‘Jeopardy!’ Fans Rip Show for Accepting Answer With Obvious Spelling Error

by Caitlin Berard

The long-running game show Jeopardy! stands as one of the most popular series on television, with millions of viewers tuning in each night to catch the newest episode. That doesn’t mean, however, that it isn’t without its fair share of faults.

Like any show with an extremely dedicated fanbase, the game show routinely enrages its fans with missteps. The only difference is in the stakes. When a mistake is made on Jeopardy!, it can cost a contestant thousands and even change the outcome of a game.

One such mistake occurred on Friday night’s episode. As always, three contestants battled for the chance to take home an enviable amount in winnings. These three contestants were Eleanor Dixon (game-winner), a freelance technical editor from Florida, Shayan Sadegh, a medical scribe from Maryland, and Dave Bzdak, a professor from New York.

As the game drew to a close, host Mayim Bialik read out the Final Jeopardy clue: “Mont Bellevue De L’inini is in the highest point in this European possession largely covered by the Amazon rainforest.”

All three contestants hurriedly wrote their responses, after which David was first to reveal his answer. Next to a scratched-out response, he wrote, “French Guyana.” David clearly knew what he was trying to say but spelled it incorrectly. To fans’ astonishment, Mayim Bialik immediately declared it correct.

Fans Respond to Acceptance of Incorrect Answer in Final Jeopardy

This time around, Jeopardy!‘s seemingly inconsistent rules didn’t make much difference. David’s fellow contestants gave correct responses as well, and he was unable to beat Eleanor Dixon.

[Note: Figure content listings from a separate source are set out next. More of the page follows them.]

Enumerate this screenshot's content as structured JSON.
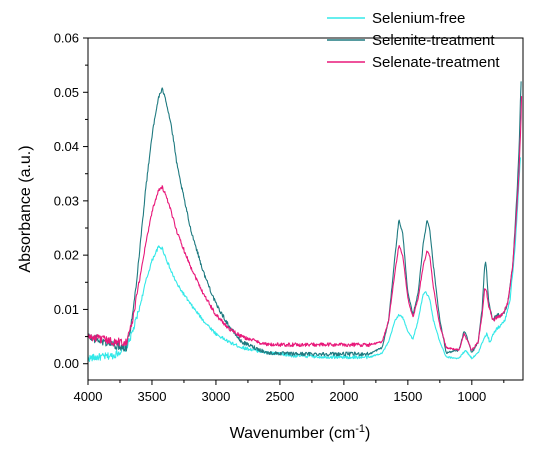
{
  "chart_data": {
    "type": "line",
    "xlabel": "Wavenumber (cm",
    "xlabel_sup": "-1",
    "xlabel_end": ")",
    "ylabel": "Absorbance (a.u.)",
    "xlim": [
      4000,
      600
    ],
    "x_reversed": true,
    "ylim": [
      -0.003,
      0.06
    ],
    "xticks": [
      4000,
      3500,
      3000,
      2500,
      2000,
      1500,
      1000
    ],
    "xtick_labels": [
      "4000",
      "3500",
      "3000",
      "2500",
      "2000",
      "1500",
      "1000"
    ],
    "yticks": [
      0,
      0.01,
      0.02,
      0.03,
      0.04,
      0.05,
      0.06
    ],
    "ytick_labels": [
      "0.00",
      "0.01",
      "0.02",
      "0.03",
      "0.04",
      "0.05",
      "0.06"
    ],
    "grid": false,
    "legend_position": "top-right",
    "series": [
      {
        "name": "Selenium-free",
        "color": "#33e8e8",
        "noise": 0.0006,
        "points": [
          [
            4000,
            0.001
          ],
          [
            3800,
            0.0015
          ],
          [
            3700,
            0.003
          ],
          [
            3650,
            0.006
          ],
          [
            3600,
            0.01
          ],
          [
            3550,
            0.015
          ],
          [
            3500,
            0.019
          ],
          [
            3450,
            0.0215
          ],
          [
            3420,
            0.0213
          ],
          [
            3400,
            0.02
          ],
          [
            3350,
            0.017
          ],
          [
            3300,
            0.0145
          ],
          [
            3200,
            0.011
          ],
          [
            3100,
            0.008
          ],
          [
            3000,
            0.0055
          ],
          [
            2900,
            0.004
          ],
          [
            2800,
            0.003
          ],
          [
            2600,
            0.002
          ],
          [
            2400,
            0.0015
          ],
          [
            2200,
            0.0013
          ],
          [
            2000,
            0.0012
          ],
          [
            1800,
            0.0012
          ],
          [
            1700,
            0.002
          ],
          [
            1650,
            0.004
          ],
          [
            1600,
            0.008
          ],
          [
            1570,
            0.009
          ],
          [
            1540,
            0.0085
          ],
          [
            1500,
            0.006
          ],
          [
            1460,
            0.0045
          ],
          [
            1420,
            0.008
          ],
          [
            1380,
            0.0128
          ],
          [
            1360,
            0.0132
          ],
          [
            1330,
            0.012
          ],
          [
            1300,
            0.008
          ],
          [
            1250,
            0.004
          ],
          [
            1200,
            0.0012
          ],
          [
            1100,
            0.001
          ],
          [
            1050,
            0.0025
          ],
          [
            1000,
            0.001
          ],
          [
            950,
            0.002
          ],
          [
            900,
            0.005
          ],
          [
            880,
            0.0055
          ],
          [
            860,
            0.004
          ],
          [
            820,
            0.006
          ],
          [
            780,
            0.007
          ],
          [
            740,
            0.008
          ],
          [
            700,
            0.012
          ],
          [
            660,
            0.022
          ],
          [
            640,
            0.03
          ],
          [
            630,
            0.034
          ],
          [
            620,
            0.038
          ]
        ]
      },
      {
        "name": "Selenite-treatment",
        "color": "#1f7a80",
        "noise": 0.0007,
        "points": [
          [
            4000,
            0.005
          ],
          [
            3800,
            0.0035
          ],
          [
            3700,
            0.003
          ],
          [
            3650,
            0.009
          ],
          [
            3600,
            0.02
          ],
          [
            3550,
            0.032
          ],
          [
            3500,
            0.042
          ],
          [
            3450,
            0.049
          ],
          [
            3420,
            0.0505
          ],
          [
            3400,
            0.0495
          ],
          [
            3350,
            0.044
          ],
          [
            3300,
            0.036
          ],
          [
            3200,
            0.025
          ],
          [
            3100,
            0.017
          ],
          [
            3000,
            0.011
          ],
          [
            2900,
            0.007
          ],
          [
            2800,
            0.004
          ],
          [
            2600,
            0.002
          ],
          [
            2400,
            0.0018
          ],
          [
            2200,
            0.0018
          ],
          [
            2000,
            0.0018
          ],
          [
            1800,
            0.0018
          ],
          [
            1700,
            0.003
          ],
          [
            1650,
            0.008
          ],
          [
            1600,
            0.02
          ],
          [
            1570,
            0.0265
          ],
          [
            1540,
            0.024
          ],
          [
            1500,
            0.013
          ],
          [
            1460,
            0.009
          ],
          [
            1420,
            0.013
          ],
          [
            1380,
            0.022
          ],
          [
            1350,
            0.0265
          ],
          [
            1330,
            0.025
          ],
          [
            1300,
            0.018
          ],
          [
            1250,
            0.008
          ],
          [
            1200,
            0.002
          ],
          [
            1100,
            0.0025
          ],
          [
            1060,
            0.006
          ],
          [
            1040,
            0.005
          ],
          [
            1000,
            0.002
          ],
          [
            950,
            0.004
          ],
          [
            920,
            0.01
          ],
          [
            900,
            0.018
          ],
          [
            890,
            0.0187
          ],
          [
            870,
            0.012
          ],
          [
            840,
            0.008
          ],
          [
            800,
            0.009
          ],
          [
            760,
            0.009
          ],
          [
            720,
            0.011
          ],
          [
            680,
            0.018
          ],
          [
            650,
            0.03
          ],
          [
            630,
            0.04
          ],
          [
            620,
            0.048
          ],
          [
            615,
            0.052
          ]
        ]
      },
      {
        "name": "Selenate-treatment",
        "color": "#e8197a",
        "noise": 0.0007,
        "points": [
          [
            4000,
            0.005
          ],
          [
            3800,
            0.004
          ],
          [
            3700,
            0.004
          ],
          [
            3650,
            0.008
          ],
          [
            3600,
            0.015
          ],
          [
            3550,
            0.022
          ],
          [
            3500,
            0.028
          ],
          [
            3450,
            0.032
          ],
          [
            3420,
            0.0325
          ],
          [
            3400,
            0.0315
          ],
          [
            3350,
            0.028
          ],
          [
            3300,
            0.024
          ],
          [
            3200,
            0.018
          ],
          [
            3100,
            0.013
          ],
          [
            3000,
            0.009
          ],
          [
            2900,
            0.0065
          ],
          [
            2800,
            0.005
          ],
          [
            2600,
            0.0035
          ],
          [
            2400,
            0.0035
          ],
          [
            2200,
            0.0035
          ],
          [
            2000,
            0.0035
          ],
          [
            1800,
            0.0035
          ],
          [
            1700,
            0.004
          ],
          [
            1650,
            0.008
          ],
          [
            1600,
            0.017
          ],
          [
            1570,
            0.0218
          ],
          [
            1540,
            0.02
          ],
          [
            1500,
            0.012
          ],
          [
            1460,
            0.0085
          ],
          [
            1420,
            0.012
          ],
          [
            1380,
            0.018
          ],
          [
            1350,
            0.0208
          ],
          [
            1330,
            0.02
          ],
          [
            1300,
            0.014
          ],
          [
            1250,
            0.007
          ],
          [
            1200,
            0.003
          ],
          [
            1100,
            0.0025
          ],
          [
            1060,
            0.0055
          ],
          [
            1040,
            0.0045
          ],
          [
            1000,
            0.0025
          ],
          [
            950,
            0.004
          ],
          [
            920,
            0.009
          ],
          [
            900,
            0.0135
          ],
          [
            890,
            0.014
          ],
          [
            870,
            0.011
          ],
          [
            840,
            0.008
          ],
          [
            800,
            0.0085
          ],
          [
            760,
            0.009
          ],
          [
            720,
            0.011
          ],
          [
            680,
            0.018
          ],
          [
            650,
            0.028
          ],
          [
            630,
            0.036
          ],
          [
            620,
            0.042
          ],
          [
            612,
            0.049
          ]
        ]
      }
    ]
  }
}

For fans, however, the outcome of the game was irrelevant to the issue. And that issue is Jeopardy! often appears to play fast and loose with their rule book.

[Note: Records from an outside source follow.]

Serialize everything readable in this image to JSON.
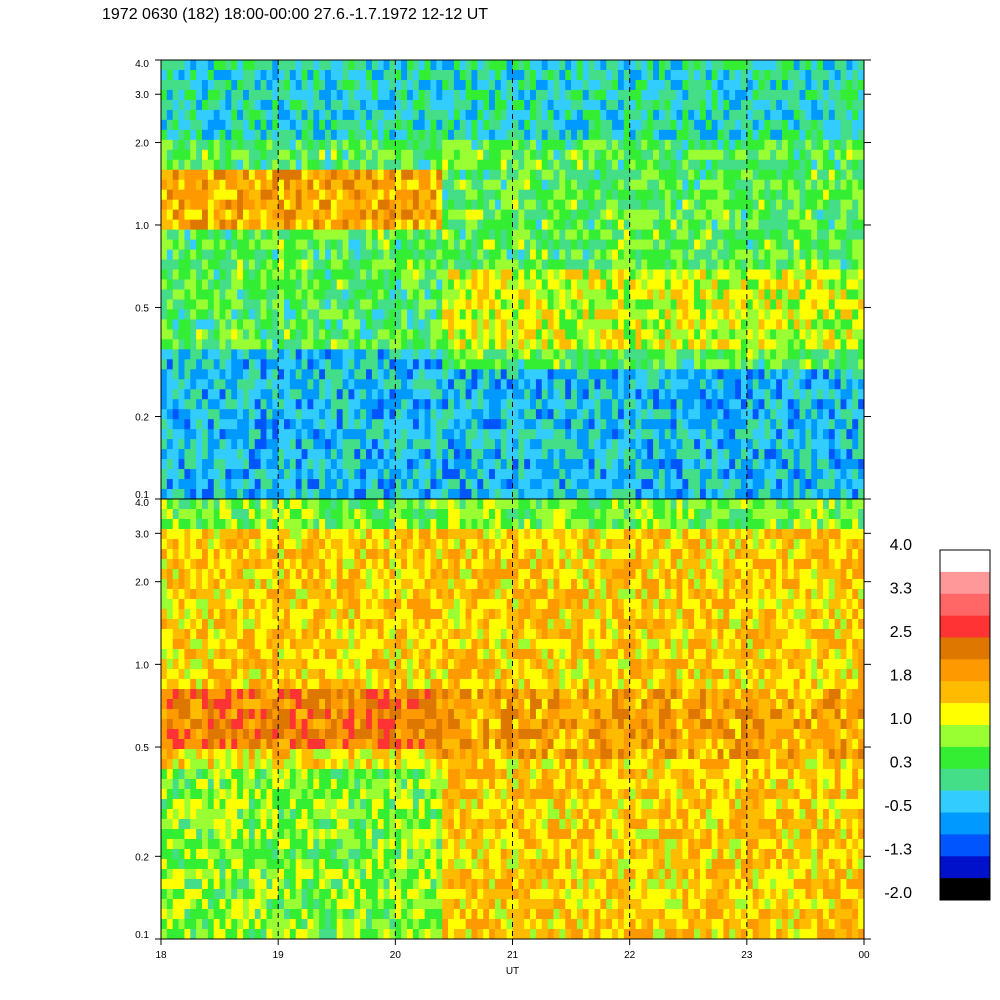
{
  "title": "1972 0630 (182) 18:00-00:00 27.6.-1.7.1972  12-12 UT",
  "chart_data": [
    {
      "type": "heatmap",
      "panel": "top",
      "x_ticks": [
        "18",
        "19",
        "20",
        "21",
        "22",
        "23",
        "00"
      ],
      "x_range": [
        18,
        24
      ],
      "y_ticks": [
        "0.1",
        "0.2",
        "0.5",
        "1.0",
        "2.0",
        "3.0",
        "4.0"
      ],
      "y_range": [
        0.1,
        4.0
      ],
      "y_scale": "log",
      "vertical_dashed_lines_at": [
        19,
        20,
        21,
        22,
        23
      ],
      "bands": [
        {
          "x": [
            18,
            20.4
          ],
          "y": [
            0.95,
            1.6
          ],
          "level": 1.8
        },
        {
          "x": [
            18,
            20.4
          ],
          "y": [
            0.4,
            0.6
          ],
          "level": 0.3
        },
        {
          "x": [
            18,
            20.4
          ],
          "y": [
            0.1,
            0.35
          ],
          "level": -0.5
        },
        {
          "x": [
            20.4,
            24
          ],
          "y": [
            0.35,
            0.7
          ],
          "level": 1.0
        },
        {
          "x": [
            20.4,
            24
          ],
          "y": [
            0.1,
            0.3
          ],
          "level": -0.5
        },
        {
          "x": [
            18,
            24
          ],
          "y": [
            2.0,
            4.0
          ],
          "level": -0.2
        }
      ]
    },
    {
      "type": "heatmap",
      "panel": "bottom",
      "x_ticks": [
        "18",
        "19",
        "20",
        "21",
        "22",
        "23",
        "00"
      ],
      "x_range": [
        18,
        24
      ],
      "x_label": "UT",
      "y_ticks": [
        "0.1",
        "0.2",
        "0.5",
        "1.0",
        "2.0",
        "3.0",
        "4.0"
      ],
      "y_range": [
        0.1,
        4.0
      ],
      "y_scale": "log",
      "vertical_dashed_lines_at": [
        19,
        20,
        21,
        22,
        23
      ],
      "bands": [
        {
          "x": [
            18,
            20.4
          ],
          "y": [
            0.5,
            1.0
          ],
          "level": 2.3
        },
        {
          "x": [
            20.4,
            24
          ],
          "y": [
            0.45,
            0.8
          ],
          "level": 1.9
        },
        {
          "x": [
            18,
            24
          ],
          "y": [
            0.8,
            3.0
          ],
          "level": 1.5
        },
        {
          "x": [
            18,
            20.4
          ],
          "y": [
            0.1,
            0.4
          ],
          "level": 0.7
        },
        {
          "x": [
            20.4,
            24
          ],
          "y": [
            0.1,
            0.4
          ],
          "level": 1.5
        },
        {
          "x": [
            18,
            24
          ],
          "y": [
            3.0,
            4.0
          ],
          "level": 0.6
        }
      ]
    }
  ],
  "colorbar": {
    "labels": [
      "4.0",
      "3.3",
      "2.5",
      "1.8",
      "1.0",
      "0.3",
      "-0.5",
      "-1.3",
      "-2.0"
    ],
    "colors": [
      "#ffffff",
      "#ff9999",
      "#ff6666",
      "#ff3333",
      "#dd7700",
      "#ff9900",
      "#ffbb00",
      "#ffff00",
      "#99ff33",
      "#33ee33",
      "#44dd88",
      "#33ccff",
      "#0099ff",
      "#0055ff",
      "#0011cc",
      "#000000"
    ]
  }
}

“David misspelled ‘Guiana’ in French Guiana, by replacing the ‘I’ with a ‘Y,'” one fan pointed out. “Guyana is a separate South American country located due west of Suriname which is located due west of French Guiana,” another explained.

To make matters worse, to find a contradicting conclusion, one only has to look back a few weeks. Last month, contestant Sadie Goldberger wrote “Harriet Tubma” rather than “Harriet Tubman” in her response.

“It looks like you were going for ‘Harriet Tubman’ but you did not finish, so, unfortunately, that is not going to be acceptable,” host Mayim Bialik said. Like David, Sadie obviously knew the correct answer. And one could argue that an incomplete response, especially one as close as Sadie’s, isn’t any different from a misspelling. How is Sadie’s one incorrect letter different from David’s?

Fans expressed exactly that following Sadie’s crushing defeat. “Sadie was flat-out robbed out of a win. I read it right away on the reveal as Harriet Tubman,” one fan wrote. “They’ve given credit for worse handwriting than that…I don’t see how they can judge that as incorrect so quickly,” another said.